La rancune féroce contre l’illustre constructeur de Saint-Pierre est un des traits saillans et des plus déplaisans, il faut bien le dire, chez le grand Florentin ; c’est une de ces haines inextinguibles, inexpiables, comme on n’en rencontre que dans les fortes et violentes natures du quattrocento. Ni la mort du rival, ni les succès propres, immenses, ne parviendront pas à désarmer un ressentiment dans lequel le doux et gracieux Santi aura aussi sa large part. En 1542, trente ans après le décès de Bramante, vingt-deux ans après celui de Raphaël, Buonarroti terminera un long mémoire sur sa « tragédie » du tombeau par ces lignes prodigieuses : « Toutes les difficultés entre le pape Jules et moi sont venues de la jalousie de Bramante et de Raphaël.

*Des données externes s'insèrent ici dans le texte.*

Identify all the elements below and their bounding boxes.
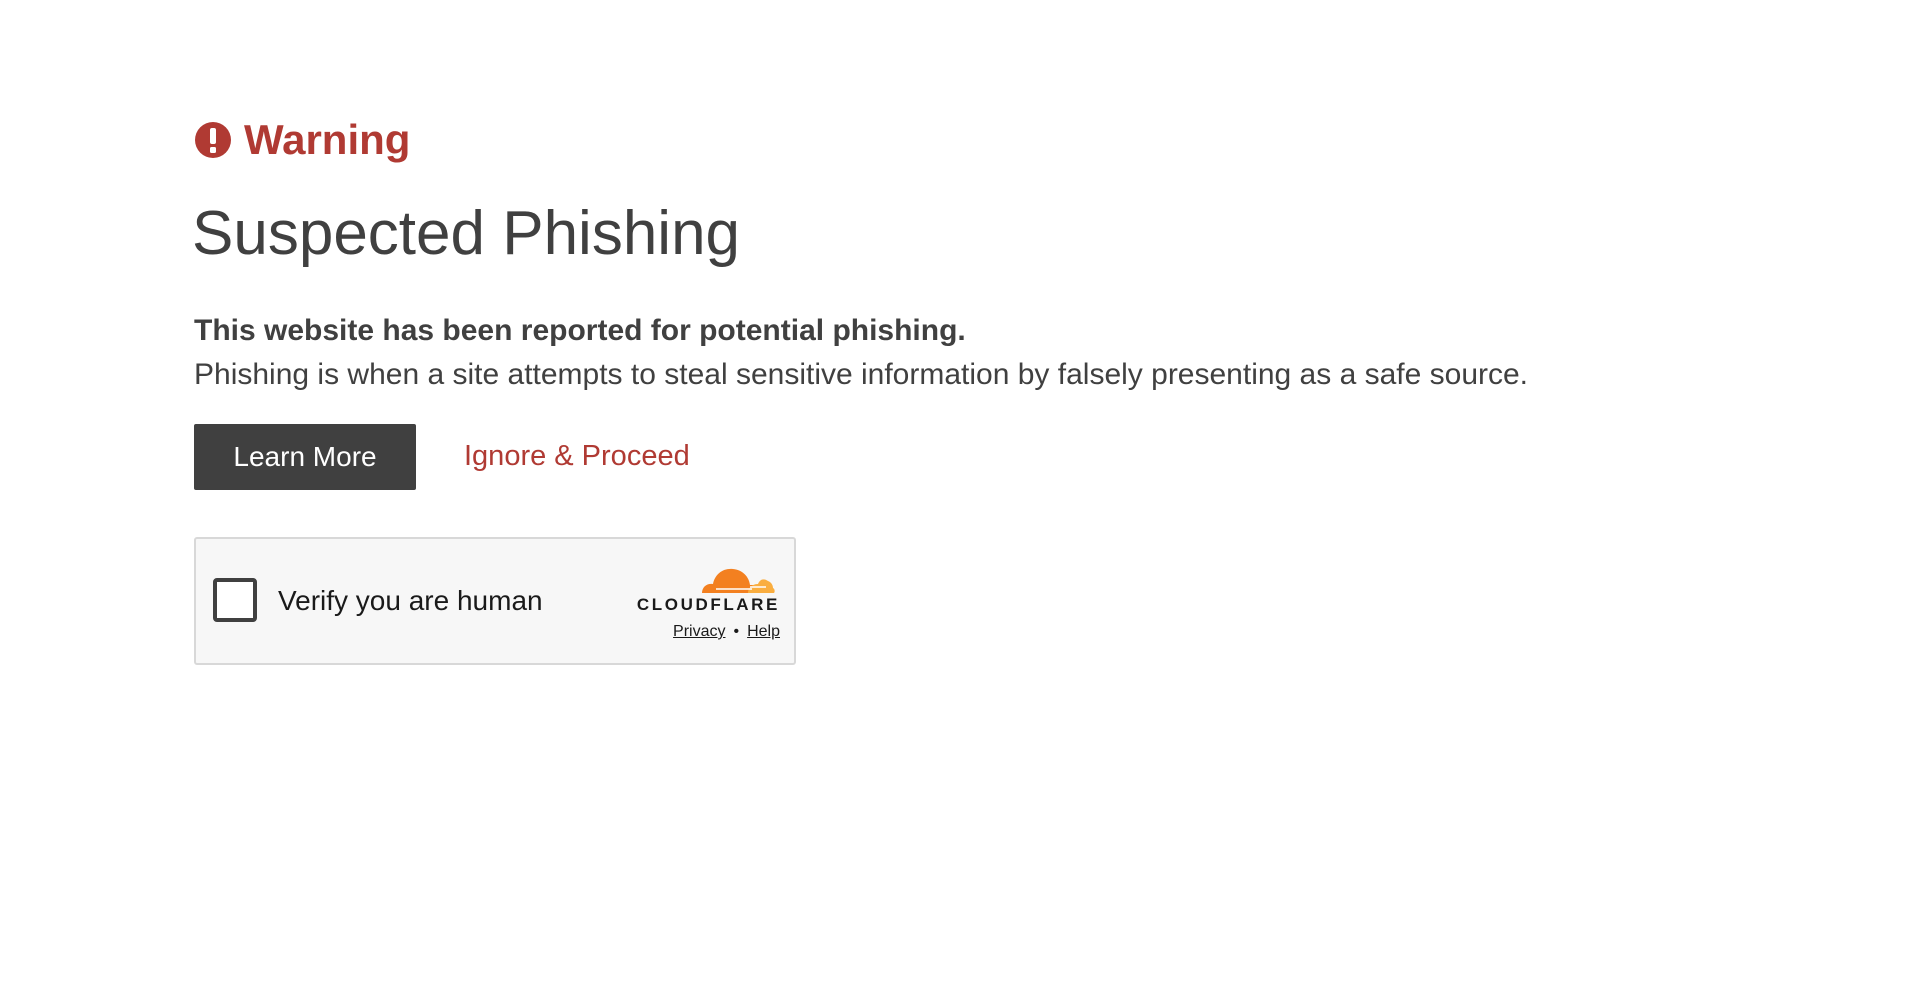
captcha-footer-links: Privacy • Help	[673, 623, 780, 641]
captcha-widget: Verify you are human CLOUDFLARE Privacy …	[194, 537, 796, 665]
privacy-link[interactable]: Privacy	[673, 623, 725, 641]
cloudflare-logo: CLOUDFLARE	[620, 561, 780, 615]
cloudflare-cloud-icon	[696, 561, 776, 595]
phishing-warning-page: Warning Suspected Phishing This website …	[0, 0, 1924, 984]
warning-headline: This website has been reported for poten…	[194, 314, 966, 347]
warning-label: Warning	[244, 116, 411, 163]
verify-human-checkbox[interactable]	[213, 578, 257, 622]
ignore-and-proceed-link[interactable]: Ignore & Proceed	[464, 440, 690, 473]
learn-more-button[interactable]: Learn More	[194, 424, 416, 490]
link-separator: •	[733, 623, 740, 640]
help-link[interactable]: Help	[747, 623, 780, 641]
verify-human-label[interactable]: Verify you are human	[278, 585, 543, 617]
cloudflare-wordmark: CLOUDFLARE	[636, 595, 780, 614]
page-title: Suspected Phishing	[192, 199, 741, 268]
warning-description: Phishing is when a site attempts to stea…	[194, 358, 1529, 391]
warning-header: Warning	[194, 112, 410, 168]
exclamation-circle-icon	[194, 121, 232, 159]
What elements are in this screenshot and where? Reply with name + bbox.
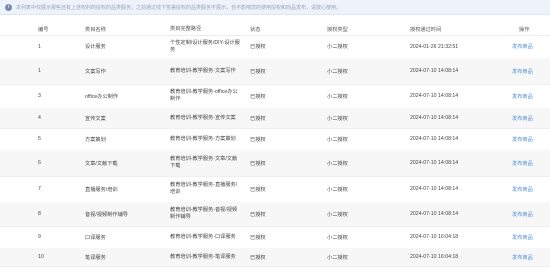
cell-auth-type: 小二授权	[327, 68, 348, 75]
cell-status: 已授权	[250, 186, 266, 193]
publish-button[interactable]: 发布商品	[512, 211, 533, 218]
cell-status: 已授权	[250, 234, 266, 241]
cell-path: 教育培训-教学服务-文案写作	[170, 67, 236, 74]
table-row: 7 直播服务/培训 教育培训-教学服务-直播服务/培训 已授权 小二授权 2024-07-…	[0, 176, 550, 203]
cell-status: 已授权	[250, 115, 266, 122]
cell-name: 口译服务	[85, 234, 106, 241]
cell-path: 教育培训-教学服务-office办公制作	[170, 89, 238, 102]
cell-status: 已授权	[250, 136, 266, 143]
cell-id: 1	[38, 43, 41, 50]
cell-id: 1	[38, 68, 41, 74]
cell-time: 2024-07-10 14:08:14	[410, 186, 459, 192]
cell-auth-type: 小二授权	[327, 211, 348, 218]
cell-time: 2024-07-10 14:08:14	[410, 160, 459, 166]
cell-auth-type: 小二授权	[327, 93, 348, 100]
cell-name: 文章/文献下载	[85, 160, 118, 167]
cell-path: 教育培训-教学服务-文章/文献下载	[170, 156, 238, 169]
cell-name: 笔译服务	[85, 254, 106, 261]
publish-button[interactable]: 发布商品	[512, 136, 533, 143]
publish-button[interactable]: 发布商品	[512, 160, 533, 167]
cell-path: 教育培训-教学服务-口译服务	[170, 233, 236, 240]
cell-name: 设计服务	[85, 44, 106, 50]
cell-path: 教育培训-教学服务-音视/视频制作辅导	[170, 207, 238, 220]
cell-id: 8	[38, 211, 41, 217]
cell-auth-type: 小二授权	[327, 115, 348, 122]
cell-id: 10	[38, 254, 44, 260]
publish-button[interactable]: 发布商品	[512, 254, 533, 261]
table-row: 8 音视/视频制作辅导 教育培训-教学服务-音视/视频制作辅导 已授权 小二授权 2024…	[0, 202, 550, 227]
header-name: 类目名称	[85, 26, 106, 33]
cell-path: 教育培训-教学服务-直播服务/培训	[170, 182, 238, 195]
cell-name: 文案写作	[85, 68, 106, 75]
cell-id: 9	[38, 234, 41, 240]
header-id: 编号	[38, 26, 49, 33]
cell-status: 已授权	[250, 93, 266, 100]
header-status: 状态	[250, 26, 261, 33]
table-row: 5 方案策划 教育培训-教学服务-方案策划 已授权 小二授权 2024-07-10 14:…	[0, 128, 550, 151]
header-time: 授权通过时间	[410, 26, 442, 33]
table-row: 9 口译服务 教育培训-教学服务-口译服务 已授权 小二授权 2024-07-10 16:…	[0, 226, 550, 249]
header-type: 授权类型	[327, 26, 348, 33]
cell-time: 2024-07-10 14:08:14	[410, 68, 459, 74]
cell-id: 6	[38, 160, 41, 166]
cell-name: office办公制作	[85, 93, 119, 100]
cell-path: 教育培训-教学服务-宣传文案	[170, 114, 236, 121]
cell-time: 2024-07-10 14:08:14	[410, 211, 459, 217]
publish-button[interactable]: 发布商品	[512, 93, 533, 100]
table-row: 1 文案写作 教育培训-教学服务-文案写作 已授权 小二授权 2024-07-10 14:…	[0, 58, 550, 85]
cell-id: 7	[38, 186, 41, 192]
notice-bar: i 本列表中仅展示那些还有上述权利的授权的品类服务，之前通过线下签署授权的品类服…	[0, 0, 550, 15]
info-icon: i	[5, 3, 12, 11]
publish-button[interactable]: 发布商品	[512, 186, 533, 193]
cell-name: 音视/视频制作辅导	[85, 211, 128, 218]
cell-auth-type: 小二授权	[327, 234, 348, 241]
cell-status: 已授权	[250, 44, 266, 50]
publish-button[interactable]: 发布商品	[512, 68, 533, 75]
table-row: 6 文章/文献下载 教育培训-教学服务-文章/文献下载 已授权 小二授权 2024-07-…	[0, 150, 550, 177]
cell-path: 教育培训-教学服务-方案策划	[170, 135, 236, 142]
publish-button[interactable]: 发布商品	[512, 43, 533, 50]
header-action: 操作	[519, 26, 530, 33]
table-row: 3 office办公制作 教育培训-教学服务-office办公制作 已授权 小二授权 20…	[0, 84, 550, 109]
cell-time: 2024-07-10 16:04:18	[410, 234, 459, 240]
publish-button[interactable]: 发布商品	[512, 115, 533, 122]
cell-time: 2024-07-10 14:08:14	[410, 136, 459, 142]
cell-id: 4	[38, 115, 41, 121]
cell-time: 2024-07-10 16:04:18	[410, 254, 459, 260]
cell-status: 已授权	[250, 211, 266, 218]
cell-path: 个性定制/设计服务/DIY-设计服务	[170, 39, 240, 53]
header-path: 类目完整路径	[170, 25, 202, 32]
cell-auth-type: 小二授权	[327, 160, 348, 167]
cell-status: 已授权	[250, 160, 266, 167]
table-row: 1 设计服务 个性定制/设计服务/DIY-设计服务 已授权 小二授权 2024-01-26…	[0, 35, 550, 59]
cell-name: 直播服务/培训	[85, 186, 118, 193]
table-row: 4 宣传文案 教育培训-教学服务-宣传文案 已授权 小二授权 2024-07-10 14:…	[0, 108, 550, 129]
cell-auth-type: 小二授权	[327, 254, 348, 261]
cell-time: 2024-07-10 14:08:14	[410, 115, 459, 121]
cell-auth-type: 小二授权	[327, 136, 348, 143]
cell-name: 宣传文案	[85, 115, 106, 122]
notice-text: 本列表中仅展示那些还有上述权利的授权的品类服务，之前通过线下签署授权的品类服务不…	[16, 4, 342, 11]
cell-status: 已授权	[250, 254, 266, 261]
cell-path: 教育培训-教学服务-笔译服务	[170, 253, 236, 260]
cell-name: 方案策划	[85, 136, 106, 143]
cell-time: 2024-01-26 21:32:51	[410, 43, 459, 50]
cell-time: 2024-07-10 14:08:14	[410, 93, 459, 99]
cell-auth-type: 小二授权	[327, 44, 348, 50]
cell-status: 已授权	[250, 68, 266, 75]
cell-id: 5	[38, 136, 41, 142]
cell-auth-type: 小二授权	[327, 186, 348, 193]
cell-id: 3	[38, 93, 41, 99]
table-row: 10 笔译服务 教育培训-教学服务-笔译服务 已授权 小二授权 2024-07-10 16…	[0, 248, 550, 267]
publish-button[interactable]: 发布商品	[512, 234, 533, 241]
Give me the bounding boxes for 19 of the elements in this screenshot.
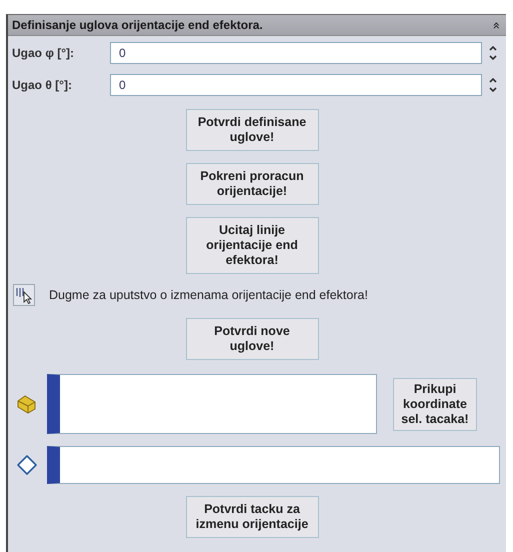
field-label: Ugao φ [°]: [12, 46, 76, 60]
angle-input-field[interactable]: 0 [110, 42, 482, 64]
help-text: Dugme za uputstvo o izmenama orijentacije end efektora! [49, 288, 368, 302]
collapse-button[interactable]: « [490, 21, 503, 29]
action-button[interactable]: Ucitaj linije orijentacije end efektora! [186, 217, 318, 274]
panel-title: Definisanje uglova orijentacije end efektora. [12, 18, 263, 32]
selection-list-box[interactable] [47, 446, 500, 484]
spinner-icon[interactable] [488, 75, 498, 95]
diamond-icon [15, 453, 39, 477]
spinner-icon[interactable] [488, 43, 498, 63]
confirm-point-button[interactable]: Potvrdi tacku za izmenu orijentacije [186, 496, 318, 538]
angle-input-field[interactable]: 0 [110, 74, 482, 96]
cursor-icon[interactable] [13, 284, 35, 306]
field-label: Ugao θ [°]: [12, 78, 73, 92]
action-button[interactable]: Pokreni proracun orijentacije! [186, 163, 318, 205]
collect-button[interactable]: Prikupi koordinate sel. tacaka! [393, 378, 477, 430]
selection-list-box[interactable] [47, 374, 377, 434]
action-button[interactable]: Potvrdi definisane uglove! [186, 109, 318, 151]
confirm-button[interactable]: Potvrdi nove uglove! [186, 318, 318, 360]
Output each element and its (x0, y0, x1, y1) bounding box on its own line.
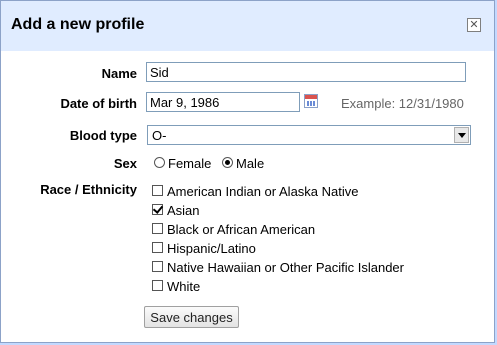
name-field[interactable] (146, 62, 466, 82)
sex-radio-male[interactable] (222, 157, 233, 168)
sex-label: Sex (113, 156, 137, 171)
race-option-label: Black or African American (167, 222, 316, 237)
race-ethnicity-label: Race / Ethnicity (40, 182, 137, 197)
sex-option-male-label: Male (236, 156, 265, 171)
calendar-icon[interactable] (304, 94, 318, 108)
race-checkbox-native-hawaiian[interactable] (152, 261, 163, 272)
dob-field[interactable] (146, 92, 300, 112)
chevron-down-icon[interactable] (454, 127, 469, 143)
add-profile-dialog: Add a new profile ✕ Name Date of birth E… (0, 0, 495, 343)
race-option-label: Hispanic/Latino (167, 241, 256, 256)
dob-example-hint: Example: 12/31/1980 (341, 96, 464, 111)
race-checkbox-white[interactable] (152, 280, 163, 291)
dialog-titlebar: Add a new profile ✕ (1, 1, 494, 51)
dialog-title: Add a new profile (11, 16, 145, 33)
race-checkbox-asian[interactable] (152, 204, 163, 215)
race-option-label: Native Hawaiian or Other Pacific Islande… (167, 260, 404, 275)
sex-radio-female[interactable] (154, 157, 165, 168)
race-checkbox-black[interactable] (152, 223, 163, 234)
sex-option-female-label: Female (168, 156, 212, 171)
name-label: Name (101, 66, 137, 81)
race-checkbox-american-indian[interactable] (152, 185, 163, 196)
dob-label: Date of birth (60, 96, 137, 111)
save-changes-button[interactable]: Save changes (144, 306, 239, 328)
blood-type-select[interactable]: O- (147, 125, 471, 145)
race-option-label: White (167, 279, 201, 294)
race-option-label: Asian (167, 203, 200, 218)
race-checkbox-hispanic[interactable] (152, 242, 163, 253)
blood-type-label: Blood type (69, 128, 137, 143)
race-option-label: American Indian or Alaska Native (167, 184, 359, 199)
blood-type-value: O- (152, 128, 167, 143)
close-icon[interactable]: ✕ (467, 18, 481, 32)
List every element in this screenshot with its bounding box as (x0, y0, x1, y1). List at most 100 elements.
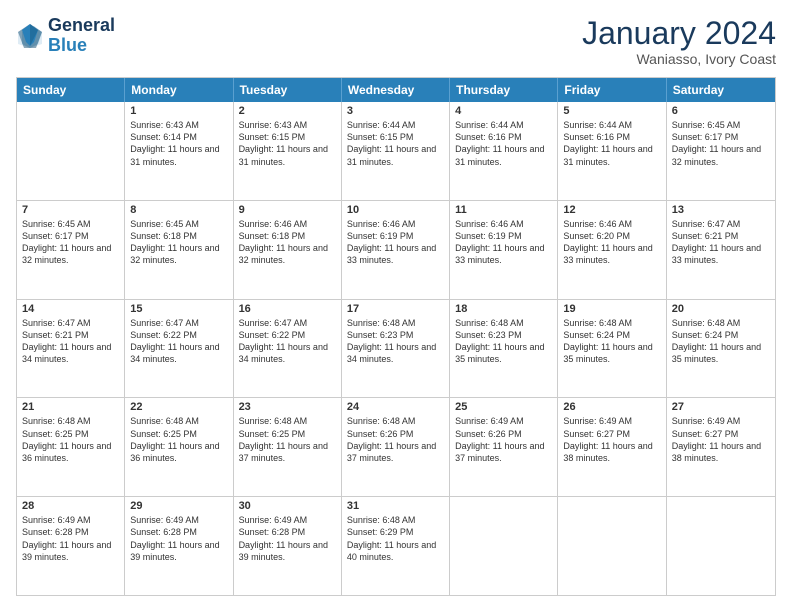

Si le tombeau ne fut pas continué, c’est qu’ils voulaient ma ruine ; et Raphaël avait bien raison d’en agir ainsi, puisque tout ce qu’il savait en matière d’art, il le tenait de moi… » — Notez que Raphaël n’est venu à Rome que trois ans après les « difficultés » en question et alors que le peintre des Prophètes et Sibylles était déjà en pleine activité sur son « pont » de la Sixtine ! — En 1553, Michel-Ange, octogénaire et au faîte d’une gloire incomparable, se servira encore de son porte-voix Condivi pour lancer contre l’architecte favori du Rovere l’odieuse accusation d’avoir cherché à gagner indignement sur les travaux dont il était chargé par un pape qui le comblait de richesses, d’avoir employé à cet effet les plus mauvais matériaux et fait le possible pour l’éloigner, lui, Buonarroti, de Rome et du Vatican, de peur qu’il ne dévoilât ses malversations ! ..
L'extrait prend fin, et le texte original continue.